Sir,

I read with interest the comprehensive article by Sharma et al.1 reviewing the ophthalmologist's role in the ophthalmic manifestations of acute leukaemia. I would like to report a case of chronic myeloid leukaemia that presented to a DGH eye casualty.

Case report

A 29-year-old man presented with sudden onset diminution of vision in his left eye. He had glandular fever infection 10 years ago. Visual acuity was normal in right eye but restricted to 6/18, N10 in the left eye. Fundus examination revealed bilateral venous stasis retinopathy with scattered roth spots, the left eye being more severely affected than the right. The left eye also revealed macular haemorrhages (Figure 1).

Figure 1
figure 1

Fundus photograph of left eye showing venous stasis retinopathy, roth spots and macular haemorrhages.

On further history taking, he agreed to easy bruising, decreased appetite, and night sweats.

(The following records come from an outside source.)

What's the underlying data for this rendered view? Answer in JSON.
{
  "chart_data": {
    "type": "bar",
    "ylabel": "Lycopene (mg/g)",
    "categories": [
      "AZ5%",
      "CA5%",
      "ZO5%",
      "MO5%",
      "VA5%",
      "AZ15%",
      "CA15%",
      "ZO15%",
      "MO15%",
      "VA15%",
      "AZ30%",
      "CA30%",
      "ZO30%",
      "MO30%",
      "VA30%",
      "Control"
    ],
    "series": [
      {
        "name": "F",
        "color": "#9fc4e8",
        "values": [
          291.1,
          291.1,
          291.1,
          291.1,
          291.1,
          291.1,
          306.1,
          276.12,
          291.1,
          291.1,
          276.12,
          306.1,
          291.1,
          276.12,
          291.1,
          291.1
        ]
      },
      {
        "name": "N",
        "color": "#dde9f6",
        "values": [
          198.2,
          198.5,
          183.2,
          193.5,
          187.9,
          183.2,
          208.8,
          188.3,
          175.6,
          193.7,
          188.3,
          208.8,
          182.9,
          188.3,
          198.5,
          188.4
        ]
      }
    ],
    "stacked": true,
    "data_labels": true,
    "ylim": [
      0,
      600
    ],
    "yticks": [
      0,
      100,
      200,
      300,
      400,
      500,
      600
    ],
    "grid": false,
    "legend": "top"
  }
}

General examination revealed gross hepatospleenomegaly in addition to multiple bruises of different ages on his body. Urgent blood test revealed marked leukocytosis with blood film consistent of Philadelphia-positive chronic myeloid leukaemia.

He was urgently referred to haematology where he received leukophoresis and cell and sperm storage. Oral hydroxyurea, allopurinol, and later imatinib-achieved cytoreduction and remission. His general and ophthalmic condition improved with resolution of macular haemorrhages and roth spots.

I feel this case highlights the high index of suspicion of leukaemia necessary when a patient presents with roth spots or venous stasis retinopathy. As ophthalmologists, we play a pivotal role as prompt diagnosis and treatment can benefit patients with both acute and chronic leukaemia.